Di sicuro, serve trovare una frequenza speciale per poter fare ritorno dentro il calore della memoria, e ricominciare a essere pensata, rivissuta. Capita, possibilmente. E magari accolta.

E così sembra fare, Venera, la bisnonna sghemba, che nel racconto della voce narrante da subito diventa un doppio, un fantasma vivo, un assalto alla (…) coscienza: come una interferenza a bassa intensità, che non scompare mai. Nella partitura dell’esistenza della sua discendente, Venera occupa lo spazio ricorsivo di un pentagramma inciso dal disegno di un ostinato: vago ricordo, sogno ricorrente, presenza percepita, prima; poi donna immaginata e monito implicito. Ma, soprattutto, grande rimosso di famiglia.

Quando, dunque, giocarsi la carta della riemersione, se non in una situazione di eccezionalità dei sensi?È questa la scelta che Nadia Terranova fa in questo romanzo: raccontare la maternità come il momento nel quale l’esistenza è più vicina al segreto della vita – e, di conseguenza, anche al mistero della morte.
Ambivalenza e solitudine sono (in qualche modo come era già avvenuto, su un altro piano, in Trema la notte) una frontiera di possibili conoscenze, di potenziali cambiamenti, nonché di svolte cruciali.
Perché l’atto della procreazione ha in sé una contraddizione fortissima: da una parte, manca il vocabolario. Non c’è (ancora) una lettura liberata della complessità dello stato (degli stati) che il femminile vive all’atto del parto.
La verità, quando una donna diventa madre, è che manca un vocabolario per dire lo stato di contraddizione, meraviglia, potenza, debilitazione e sgomento nel quale l’animo di una donna si trova – quasi a sua volta partorita in una nuova condizione di sé.
Dall’altra,

Il lessico della parentela è indifferente alle nostre incertezze o inadeguatezze, sordo alle nostre suppliche; la parola che definisce il ruolo è già pronta per noi dopo un parto, un matrimonio o un lutto: madre, moglie, vedova, orfana. La nostra definizione ci precede, spesso per sbarrarci la strada.

Ma Venera, nella sua attesa, sembra scegliere con esattezza questo momento per incunearsi, dopo tre generazioni, dentro il tempo della maternità della sua nipote scrittrice, e non a caso: perché tutta la sua vita di ragazza, e madre, e donna aspetta di essere ricomposta attorno alla grande frattura del suo internamento nel manicomio di Messina, il Mandalari. È quel buco, bisbigliato nella Mitologia Familiare come una maledizione, una sorta di sigillo, destinato a tramandarsi, per linea femminile, in varianti e varianti di lacerazioni.
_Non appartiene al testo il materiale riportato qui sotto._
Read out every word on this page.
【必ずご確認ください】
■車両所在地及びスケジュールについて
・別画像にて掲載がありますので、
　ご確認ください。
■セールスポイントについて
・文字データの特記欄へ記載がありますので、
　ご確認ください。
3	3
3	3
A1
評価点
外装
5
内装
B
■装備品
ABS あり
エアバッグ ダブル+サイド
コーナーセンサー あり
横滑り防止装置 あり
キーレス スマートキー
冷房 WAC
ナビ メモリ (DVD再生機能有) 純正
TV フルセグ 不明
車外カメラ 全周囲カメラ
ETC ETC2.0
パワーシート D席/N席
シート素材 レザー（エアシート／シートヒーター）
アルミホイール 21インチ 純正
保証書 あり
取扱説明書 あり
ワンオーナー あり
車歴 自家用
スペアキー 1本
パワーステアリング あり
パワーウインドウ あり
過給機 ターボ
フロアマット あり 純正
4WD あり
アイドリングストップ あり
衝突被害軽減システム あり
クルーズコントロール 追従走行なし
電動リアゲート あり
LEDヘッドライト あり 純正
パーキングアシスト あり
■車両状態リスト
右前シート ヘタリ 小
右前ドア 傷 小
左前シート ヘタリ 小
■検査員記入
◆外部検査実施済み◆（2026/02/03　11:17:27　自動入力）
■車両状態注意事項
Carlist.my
Nella mia famiglia, dove tutto succede a marzo, prima di compiere trentotto anni le donne si trasformano e gli uomini svaniscono.
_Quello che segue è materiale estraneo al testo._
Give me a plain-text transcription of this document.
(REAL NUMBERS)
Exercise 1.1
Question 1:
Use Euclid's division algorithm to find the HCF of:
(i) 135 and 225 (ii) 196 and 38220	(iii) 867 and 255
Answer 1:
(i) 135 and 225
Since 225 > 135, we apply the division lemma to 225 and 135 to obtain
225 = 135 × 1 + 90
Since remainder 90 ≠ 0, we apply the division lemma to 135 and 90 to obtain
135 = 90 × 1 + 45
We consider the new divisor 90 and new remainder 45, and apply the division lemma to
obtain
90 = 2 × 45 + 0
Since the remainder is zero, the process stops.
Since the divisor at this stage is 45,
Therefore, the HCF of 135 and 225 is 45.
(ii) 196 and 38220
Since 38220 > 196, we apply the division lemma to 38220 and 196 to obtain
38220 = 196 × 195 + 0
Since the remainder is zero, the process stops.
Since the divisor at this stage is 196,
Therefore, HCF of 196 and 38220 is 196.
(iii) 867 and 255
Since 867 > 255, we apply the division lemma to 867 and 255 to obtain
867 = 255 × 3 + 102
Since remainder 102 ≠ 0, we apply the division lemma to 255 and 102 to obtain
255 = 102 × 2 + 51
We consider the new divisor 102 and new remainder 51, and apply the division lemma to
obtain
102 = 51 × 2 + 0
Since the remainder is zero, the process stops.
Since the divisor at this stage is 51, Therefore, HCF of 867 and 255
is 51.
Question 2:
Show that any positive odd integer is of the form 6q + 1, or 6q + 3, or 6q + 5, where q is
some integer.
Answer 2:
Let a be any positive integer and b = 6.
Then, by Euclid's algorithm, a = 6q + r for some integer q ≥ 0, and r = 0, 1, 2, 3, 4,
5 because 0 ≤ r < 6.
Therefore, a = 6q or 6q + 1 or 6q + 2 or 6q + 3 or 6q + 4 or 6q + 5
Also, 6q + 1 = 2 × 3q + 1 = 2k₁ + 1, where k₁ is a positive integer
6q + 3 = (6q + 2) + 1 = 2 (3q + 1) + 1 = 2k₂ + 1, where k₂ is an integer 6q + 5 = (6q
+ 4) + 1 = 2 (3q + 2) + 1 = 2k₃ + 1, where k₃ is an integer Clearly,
Così dice la profezia che passa, contagiando di generazione in generazione le esistenze delle donne di casa con il beneplacito del coro greco dei sussurri di zie e parenti vari. E però la nascita della nuova bambina spinge a guardare in faccia il fantasma, e a trovare (laicamente, e scientificamente) i perché, e i come di quella deviazione improvvisa e cruenta: serve riannodare i fili, scendere a Messina, andare nei luoghi, ascoltare quello che è rimasto delle orme lasciate dalla giovane Venera.

Mi illudo che potrò controllare gli anni che verranno se sarò brava a scavare nel passato, individuerò le tracce migliori tra i documenti e i resti di Venera, decifrerò il suo alfabeto come una tavoletta babilonese e lo distruggerò, per non passarlo a mia figlia. Scrivere è interrompere questa linea di pazzia.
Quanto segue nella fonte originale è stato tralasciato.